Cove Brook Greenway is a leisure facility that runs along the brook; it was provided in the 1990s by Rushmoor Borough Council as an environmental initiative in partnership with the Environment Agency, and Hampshire and Isle of Wight Wildlife Trust. In the mid-1990s, much of the upstream section of the brook was little more than a concrete channel. The Environment Agency carried out a programme of works to re-create a more natural waterway, and although it runs through an urban area, it now provides a 2-mile (3.2 km) green pathway through Farnborough which is rich in wildlife. The work included the construction of paths, a footbridge across the brook, and dipping areas with safe access. In 1996, residents formed the Cove Brook Greenway Group, a volunteer organisation which undertook further work, clearing rubbish, planting hedges and creating a nature reserve. They have also erected bat boxes and carried out surveys to monitor progress. Species that have been observed include heron, kingfisher and several sorts of fish, as well as egrets and signal crayfish.

Water Quality

The Environment Agency measure water quality of the river systems in England. Each is given an overall ecological status, which may be one of five levels: high, good, moderate, poor and bad. There are several components that are used to determine this, including biological status, which looks at the quantity and varieties of invertebrates, angiosperms and fish, and chemical status, which compares the concentrations of various chemicals against known safe concentrations. Chemical status is rated good or fail.

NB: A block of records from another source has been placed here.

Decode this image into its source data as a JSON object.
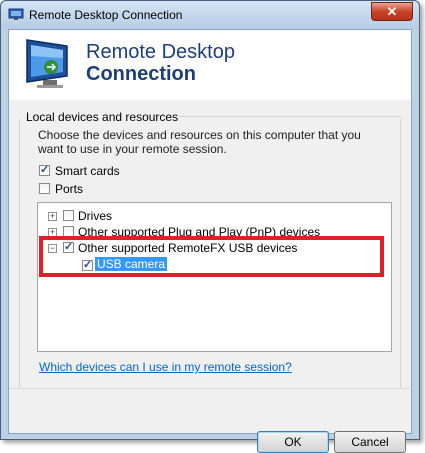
{
  "window": {
    "title": "Remote Desktop Connection",
    "close_glyph": "✕"
  },
  "header": {
    "title_line1": "Remote Desktop",
    "title_line2": "Connection"
  },
  "group": {
    "label": "Local devices and resources",
    "description": "Choose the devices and resources on this computer that you want to use in your remote session.",
    "smart_cards": {
      "label": "Smart cards",
      "checked": true
    },
    "ports": {
      "label": "Ports",
      "checked": false
    }
  },
  "tree": {
    "items": [
      {
        "label": "Drives",
        "expander": "+",
        "checked": false
      },
      {
        "label": "Other supported Plug and Play (PnP) devices",
        "expander": "+",
        "checked": false
      },
      {
        "label": "Other supported RemoteFX USB devices",
        "expander": "−",
        "checked": true
      },
      {
        "label": "USB camera",
        "checked": true,
        "selected": true
      }
    ]
  },
  "help_link": "Which devices can I use in my remote session?",
  "buttons": {
    "ok": "OK",
    "cancel": "Cancel"
  },
  "check_glyph": "✓",
  "colors": {
    "highlight_box": "#e01f2a",
    "selection": "#3399ff",
    "link": "#0066cc",
    "title_text": "#1f3d78"
  },
  "icons": {
    "title": "remote-desktop-icon",
    "logo": "remote-desktop-monitor-icon"
  }
}
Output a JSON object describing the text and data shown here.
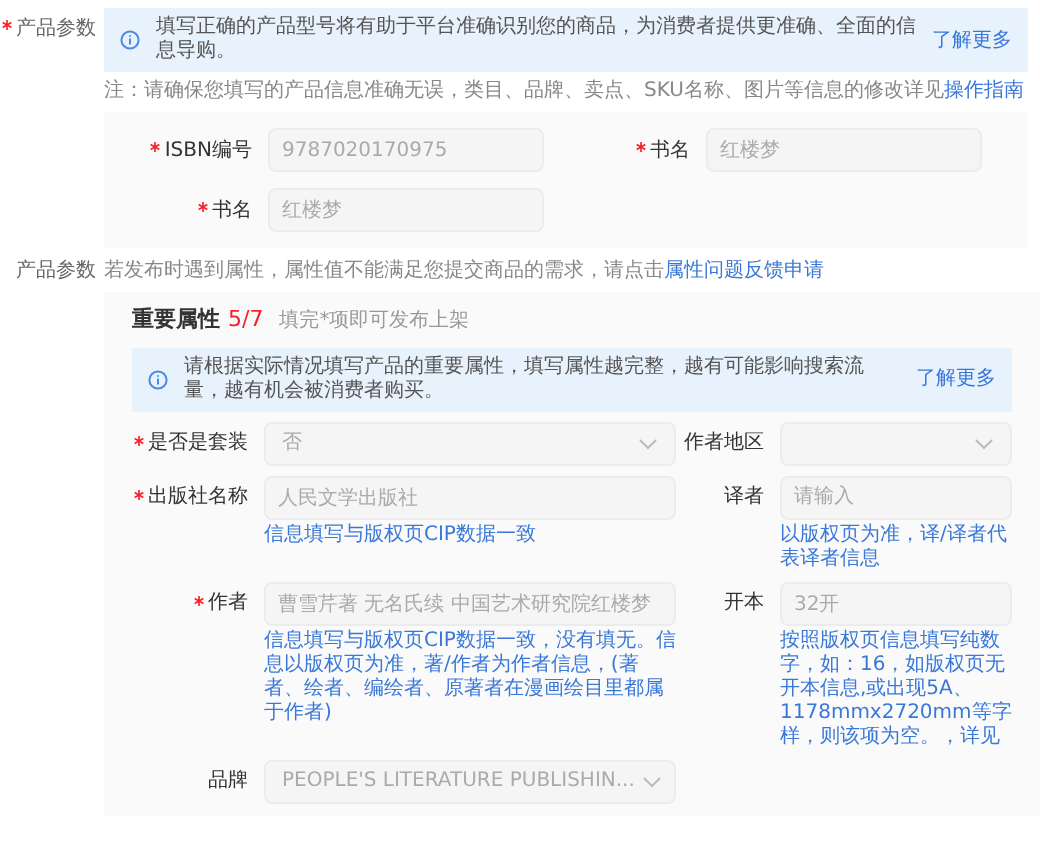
{
  "section1": {
    "label": "产品参数",
    "required": true,
    "notice": {
      "text": "填写正确的产品型号将有助于平台准确识别您的商品，为消费者提供更准确、全面的信息导购。",
      "link": "了解更多"
    },
    "note": {
      "text": "注：请确保您填写的产品信息准确无误，类目、品牌、卖点、SKU名称、图片等信息的修改详见",
      "link": "操作指南"
    },
    "fields": [
      {
        "label": "ISBN编号",
        "required": true,
        "kind": "input",
        "value": "9787020170975"
      },
      {
        "label": "书名",
        "required": true,
        "kind": "input",
        "value": "红楼梦"
      },
      {
        "label": "书名",
        "required": true,
        "kind": "input",
        "value": "红楼梦"
      }
    ]
  },
  "section2": {
    "label": "产品参数",
    "required": false,
    "note": {
      "text": "若发布时遇到属性，属性值不能满足您提交商品的需求，请点击",
      "link": "属性问题反馈申请"
    },
    "title": "重要属性",
    "count": "5/7",
    "subtitle": "填完*项即可发布上架",
    "notice": {
      "text": "请根据实际情况填写产品的重要属性，填写属性越完整，越有可能影响搜索流量，越有机会被消费者购买。",
      "link": "了解更多"
    },
    "fields": [
      {
        "label": "是否是套装",
        "required": true,
        "kind": "select",
        "value": "否"
      },
      {
        "label": "作者地区",
        "required": false,
        "kind": "select"
      },
      {
        "label": "出版社名称",
        "required": true,
        "kind": "input",
        "value": "人民文学出版社",
        "hint": "信息填写与版权页CIP数据一致"
      },
      {
        "label": "译者",
        "required": false,
        "kind": "input",
        "placeholder": "请输入",
        "hint": "以版权页为准，译/译者代表译者信息"
      },
      {
        "label": "作者",
        "required": true,
        "kind": "input",
        "value": "曹雪芹著 无名氏续 中国艺术研究院红楼梦",
        "hint": "信息填写与版权页CIP数据一致，没有填无。信息以版权页为准，著/作者为作者信息，(著者、绘者、编绘者、原著者在漫画绘目里都属于作者)"
      },
      {
        "label": "开本",
        "required": false,
        "kind": "input",
        "value": "32开",
        "hint": "按照版权页信息填写纯数字，如：16，如版权页无开本信息,或出现5A、1178mmx2720mm等字样，则该项为空。，详见"
      },
      {
        "label": "品牌",
        "required": false,
        "kind": "select",
        "value": "PEOPLE'S LITERATURE PUBLISHIN..."
      }
    ]
  }
}
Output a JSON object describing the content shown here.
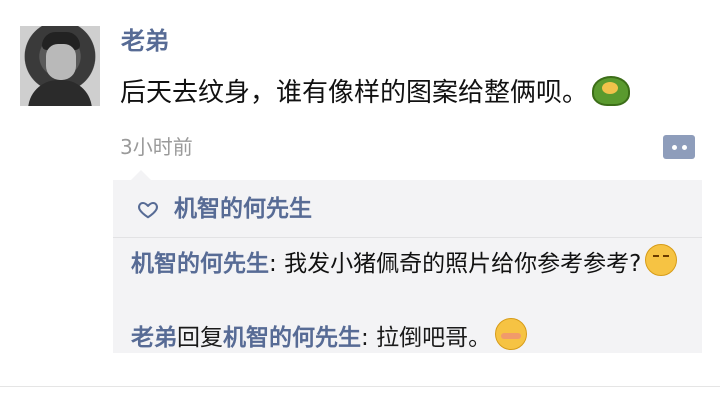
{
  "post": {
    "username": "老弟",
    "text": "后天去纹身，谁有像样的图案给整俩呗。",
    "emoji": "turtle-emoji",
    "timestamp": "3小时前"
  },
  "likes": {
    "names": "机智的何先生"
  },
  "comments": [
    {
      "author": "机智的何先生",
      "separator": ": ",
      "text": "我发小猪佩奇的照片给你参考参考?",
      "emoji": "smile-emoji"
    },
    {
      "author": "老弟",
      "reply_word": "回复",
      "reply_to": "机智的何先生",
      "separator": ": ",
      "text": "拉倒吧哥。",
      "emoji": "shy-emoji"
    }
  ],
  "colors": {
    "name_blue": "#576b95",
    "panel_bg": "#f3f3f5",
    "timestamp_gray": "#9a9a9a",
    "comment_button": "#8e9dbb"
  }
}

The water quality of the Cove Brook was as follows in 2019.

Section Ecological Status Chemical Status Overall Status Length Catchment
Cove Brook Poor Fail Poor 4.4 miles (7.1 km) 8.80 square miles (22.8 km2)

Reasons for the quality being less than good include the presence of flood protection structures, which prevent the free movement of fish and other organisms, and runoff of water from roads and contaminated land.